The type of cancer you have is worked out from your prostate biopsy in conjunction with your PSA and any imaging scans. Broadly speaking, the disease should be of low grade, there should be low volume of disease (i.e not too many cores of prostate involved) and the PSA should not be more than 10. Many diagnoses of prostate cancer simply aren’t appropriate for a surveillance approach.
How does it work?
The idea is to keep a close eye on the disease, in order to keep open the option of curative treatment down the track. Active surveillance should not burn any treatment bridges. So if the disease starts behaving in a more concerning way, you have not lost the opportunity to cure the prostate cancer with surgery or radiation. In the meantime, you avoid (possibly forever) any potential side-effects of radical treatment.
What’s involved?
Signing up to active surveillance means you have to be comfortable with your diagnosis.
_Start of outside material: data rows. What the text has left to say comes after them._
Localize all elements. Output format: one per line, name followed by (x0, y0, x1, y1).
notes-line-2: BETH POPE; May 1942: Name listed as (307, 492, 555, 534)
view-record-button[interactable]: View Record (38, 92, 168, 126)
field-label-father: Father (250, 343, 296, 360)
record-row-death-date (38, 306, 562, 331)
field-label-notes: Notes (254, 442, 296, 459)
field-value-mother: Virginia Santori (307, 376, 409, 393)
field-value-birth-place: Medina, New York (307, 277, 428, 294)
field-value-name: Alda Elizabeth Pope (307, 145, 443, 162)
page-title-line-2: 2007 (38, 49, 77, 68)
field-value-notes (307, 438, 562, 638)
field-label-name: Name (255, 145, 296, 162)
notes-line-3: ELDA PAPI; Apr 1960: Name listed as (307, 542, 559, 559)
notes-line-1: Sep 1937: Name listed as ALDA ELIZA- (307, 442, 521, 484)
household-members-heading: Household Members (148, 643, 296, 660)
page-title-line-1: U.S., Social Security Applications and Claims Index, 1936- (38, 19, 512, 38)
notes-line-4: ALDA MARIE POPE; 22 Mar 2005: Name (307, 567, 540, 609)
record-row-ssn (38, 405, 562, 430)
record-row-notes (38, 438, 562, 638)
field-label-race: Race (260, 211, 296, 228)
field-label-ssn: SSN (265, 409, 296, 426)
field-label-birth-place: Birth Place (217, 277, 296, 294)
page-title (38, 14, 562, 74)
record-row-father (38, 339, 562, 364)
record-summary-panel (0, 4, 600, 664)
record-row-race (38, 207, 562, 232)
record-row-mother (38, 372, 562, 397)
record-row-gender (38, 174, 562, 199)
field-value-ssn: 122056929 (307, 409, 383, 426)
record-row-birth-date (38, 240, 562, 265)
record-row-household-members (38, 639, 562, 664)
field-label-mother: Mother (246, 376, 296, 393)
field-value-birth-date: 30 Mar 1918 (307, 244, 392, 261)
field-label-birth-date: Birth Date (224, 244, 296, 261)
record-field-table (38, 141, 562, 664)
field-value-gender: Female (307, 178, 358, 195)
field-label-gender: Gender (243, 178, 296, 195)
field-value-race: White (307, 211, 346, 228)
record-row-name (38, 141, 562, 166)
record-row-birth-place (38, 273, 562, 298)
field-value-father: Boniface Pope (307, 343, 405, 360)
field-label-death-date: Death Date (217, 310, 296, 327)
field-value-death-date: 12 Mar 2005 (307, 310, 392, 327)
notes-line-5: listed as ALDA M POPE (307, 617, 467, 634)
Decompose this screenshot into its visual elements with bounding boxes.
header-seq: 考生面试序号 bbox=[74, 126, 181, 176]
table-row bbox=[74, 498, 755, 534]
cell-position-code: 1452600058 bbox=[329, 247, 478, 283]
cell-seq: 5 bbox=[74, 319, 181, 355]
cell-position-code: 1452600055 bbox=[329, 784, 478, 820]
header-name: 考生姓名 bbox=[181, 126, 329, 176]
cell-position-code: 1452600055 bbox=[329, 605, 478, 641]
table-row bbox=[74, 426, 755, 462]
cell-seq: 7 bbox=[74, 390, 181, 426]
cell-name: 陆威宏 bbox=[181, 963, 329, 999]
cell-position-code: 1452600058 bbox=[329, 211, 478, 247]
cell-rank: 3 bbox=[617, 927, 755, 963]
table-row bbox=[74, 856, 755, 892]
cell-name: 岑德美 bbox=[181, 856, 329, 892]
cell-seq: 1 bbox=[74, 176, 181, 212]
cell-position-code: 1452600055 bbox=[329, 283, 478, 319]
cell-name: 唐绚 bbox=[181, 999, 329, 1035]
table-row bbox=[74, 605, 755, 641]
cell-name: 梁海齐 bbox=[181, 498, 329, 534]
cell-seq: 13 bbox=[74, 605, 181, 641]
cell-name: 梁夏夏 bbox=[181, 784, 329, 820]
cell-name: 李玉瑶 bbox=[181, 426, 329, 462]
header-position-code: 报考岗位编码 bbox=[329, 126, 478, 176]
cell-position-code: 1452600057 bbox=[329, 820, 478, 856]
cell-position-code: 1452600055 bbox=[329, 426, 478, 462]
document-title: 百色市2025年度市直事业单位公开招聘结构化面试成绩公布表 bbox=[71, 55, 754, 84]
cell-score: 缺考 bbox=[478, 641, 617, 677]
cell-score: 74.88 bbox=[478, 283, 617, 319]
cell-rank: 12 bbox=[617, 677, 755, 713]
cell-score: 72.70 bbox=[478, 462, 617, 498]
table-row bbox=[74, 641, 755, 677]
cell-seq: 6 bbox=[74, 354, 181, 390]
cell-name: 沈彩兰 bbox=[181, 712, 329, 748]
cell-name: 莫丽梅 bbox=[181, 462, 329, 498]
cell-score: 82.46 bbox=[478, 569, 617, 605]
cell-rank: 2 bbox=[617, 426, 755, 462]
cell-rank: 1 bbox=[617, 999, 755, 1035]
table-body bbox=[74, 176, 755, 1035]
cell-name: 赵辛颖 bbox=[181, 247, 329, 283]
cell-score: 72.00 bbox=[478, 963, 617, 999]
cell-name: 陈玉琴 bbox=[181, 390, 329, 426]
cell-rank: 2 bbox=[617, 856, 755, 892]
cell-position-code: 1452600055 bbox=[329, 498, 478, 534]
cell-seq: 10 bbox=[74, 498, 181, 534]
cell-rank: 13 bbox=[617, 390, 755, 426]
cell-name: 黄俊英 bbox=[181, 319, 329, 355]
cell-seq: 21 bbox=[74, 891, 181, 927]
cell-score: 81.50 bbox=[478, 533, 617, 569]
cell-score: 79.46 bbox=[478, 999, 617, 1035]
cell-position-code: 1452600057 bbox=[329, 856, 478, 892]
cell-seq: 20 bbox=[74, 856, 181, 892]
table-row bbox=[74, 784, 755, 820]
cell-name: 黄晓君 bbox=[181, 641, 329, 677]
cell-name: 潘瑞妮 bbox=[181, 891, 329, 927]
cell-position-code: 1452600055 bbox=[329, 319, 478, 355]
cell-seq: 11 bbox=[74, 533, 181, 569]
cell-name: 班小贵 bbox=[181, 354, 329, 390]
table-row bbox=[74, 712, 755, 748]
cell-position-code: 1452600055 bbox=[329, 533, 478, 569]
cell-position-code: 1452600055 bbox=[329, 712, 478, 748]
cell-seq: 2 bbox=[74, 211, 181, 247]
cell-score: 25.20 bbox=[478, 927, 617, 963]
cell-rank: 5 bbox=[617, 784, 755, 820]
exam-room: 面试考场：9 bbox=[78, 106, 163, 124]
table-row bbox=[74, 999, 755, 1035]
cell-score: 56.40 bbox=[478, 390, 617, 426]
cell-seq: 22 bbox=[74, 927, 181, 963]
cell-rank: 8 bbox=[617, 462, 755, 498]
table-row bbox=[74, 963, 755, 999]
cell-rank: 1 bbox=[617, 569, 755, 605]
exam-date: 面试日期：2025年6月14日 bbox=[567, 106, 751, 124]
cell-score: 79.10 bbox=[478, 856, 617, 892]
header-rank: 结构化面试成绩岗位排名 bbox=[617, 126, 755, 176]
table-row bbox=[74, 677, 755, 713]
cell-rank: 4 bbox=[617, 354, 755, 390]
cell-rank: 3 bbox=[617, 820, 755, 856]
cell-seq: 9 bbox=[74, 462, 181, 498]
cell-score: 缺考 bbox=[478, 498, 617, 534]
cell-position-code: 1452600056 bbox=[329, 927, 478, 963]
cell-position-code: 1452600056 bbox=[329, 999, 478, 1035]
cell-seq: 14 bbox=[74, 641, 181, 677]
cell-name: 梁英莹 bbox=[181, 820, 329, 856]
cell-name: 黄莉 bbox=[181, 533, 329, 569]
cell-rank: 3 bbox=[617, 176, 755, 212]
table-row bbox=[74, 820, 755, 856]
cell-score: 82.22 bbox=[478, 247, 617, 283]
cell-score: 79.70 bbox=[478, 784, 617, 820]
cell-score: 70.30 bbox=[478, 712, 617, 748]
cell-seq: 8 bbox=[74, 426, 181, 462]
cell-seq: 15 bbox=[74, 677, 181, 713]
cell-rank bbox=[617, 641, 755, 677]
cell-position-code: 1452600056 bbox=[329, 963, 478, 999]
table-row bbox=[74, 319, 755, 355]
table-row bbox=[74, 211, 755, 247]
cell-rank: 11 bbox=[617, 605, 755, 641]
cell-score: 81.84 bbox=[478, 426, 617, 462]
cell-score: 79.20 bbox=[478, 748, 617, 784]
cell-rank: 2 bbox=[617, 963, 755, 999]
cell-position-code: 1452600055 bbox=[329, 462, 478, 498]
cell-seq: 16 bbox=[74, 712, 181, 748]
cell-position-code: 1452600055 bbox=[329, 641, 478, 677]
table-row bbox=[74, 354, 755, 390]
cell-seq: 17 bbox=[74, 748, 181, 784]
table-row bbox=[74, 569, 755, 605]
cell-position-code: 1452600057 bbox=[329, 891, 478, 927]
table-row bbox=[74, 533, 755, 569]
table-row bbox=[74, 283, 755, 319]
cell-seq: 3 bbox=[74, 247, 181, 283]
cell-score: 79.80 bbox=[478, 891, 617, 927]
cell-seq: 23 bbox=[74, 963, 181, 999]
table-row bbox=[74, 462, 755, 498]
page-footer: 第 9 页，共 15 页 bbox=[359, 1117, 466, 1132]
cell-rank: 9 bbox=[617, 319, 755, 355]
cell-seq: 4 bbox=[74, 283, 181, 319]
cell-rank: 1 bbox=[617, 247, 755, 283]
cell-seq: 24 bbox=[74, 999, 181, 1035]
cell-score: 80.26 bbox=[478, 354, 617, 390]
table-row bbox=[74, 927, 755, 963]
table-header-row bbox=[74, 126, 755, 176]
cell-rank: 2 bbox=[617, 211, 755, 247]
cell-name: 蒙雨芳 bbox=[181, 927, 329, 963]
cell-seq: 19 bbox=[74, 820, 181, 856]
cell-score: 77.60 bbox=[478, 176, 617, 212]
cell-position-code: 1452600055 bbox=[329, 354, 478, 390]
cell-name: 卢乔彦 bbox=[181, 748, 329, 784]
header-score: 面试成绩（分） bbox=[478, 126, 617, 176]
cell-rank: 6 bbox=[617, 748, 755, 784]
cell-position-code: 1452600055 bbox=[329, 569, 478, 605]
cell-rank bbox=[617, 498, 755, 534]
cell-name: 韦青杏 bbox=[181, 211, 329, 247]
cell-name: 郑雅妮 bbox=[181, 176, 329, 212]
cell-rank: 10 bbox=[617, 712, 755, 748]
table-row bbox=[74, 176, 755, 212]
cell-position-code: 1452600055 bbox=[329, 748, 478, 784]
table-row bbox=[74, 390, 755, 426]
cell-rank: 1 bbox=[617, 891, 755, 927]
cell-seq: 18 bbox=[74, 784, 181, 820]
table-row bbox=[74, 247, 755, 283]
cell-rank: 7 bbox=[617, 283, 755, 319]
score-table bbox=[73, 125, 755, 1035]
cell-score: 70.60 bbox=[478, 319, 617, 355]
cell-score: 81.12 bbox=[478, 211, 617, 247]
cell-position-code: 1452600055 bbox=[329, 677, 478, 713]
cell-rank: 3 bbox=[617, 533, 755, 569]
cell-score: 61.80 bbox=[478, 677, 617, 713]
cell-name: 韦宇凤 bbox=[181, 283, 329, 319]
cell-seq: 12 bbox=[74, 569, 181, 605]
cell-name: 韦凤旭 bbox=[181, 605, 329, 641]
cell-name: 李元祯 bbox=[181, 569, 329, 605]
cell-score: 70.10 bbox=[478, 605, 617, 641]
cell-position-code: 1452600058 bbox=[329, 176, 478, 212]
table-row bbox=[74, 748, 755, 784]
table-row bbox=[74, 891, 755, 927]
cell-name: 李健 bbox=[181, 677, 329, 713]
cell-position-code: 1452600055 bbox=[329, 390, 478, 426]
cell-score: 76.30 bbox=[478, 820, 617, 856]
It can be a natural reaction to want to tackle a cancer diagnosis head-on, and active surveillance certainly isn’t for everyone. But with support, you can take charge of the diagnosis without necessarily going down the path of surgery.
On active surveillance, you will be given a clear plan of how the disease will be monitored. You will require at least one repeat prostate biopsy, as well as a mixture of surveillance investigations with PSA blood tests, prostate examination and MRI scan of the prostate.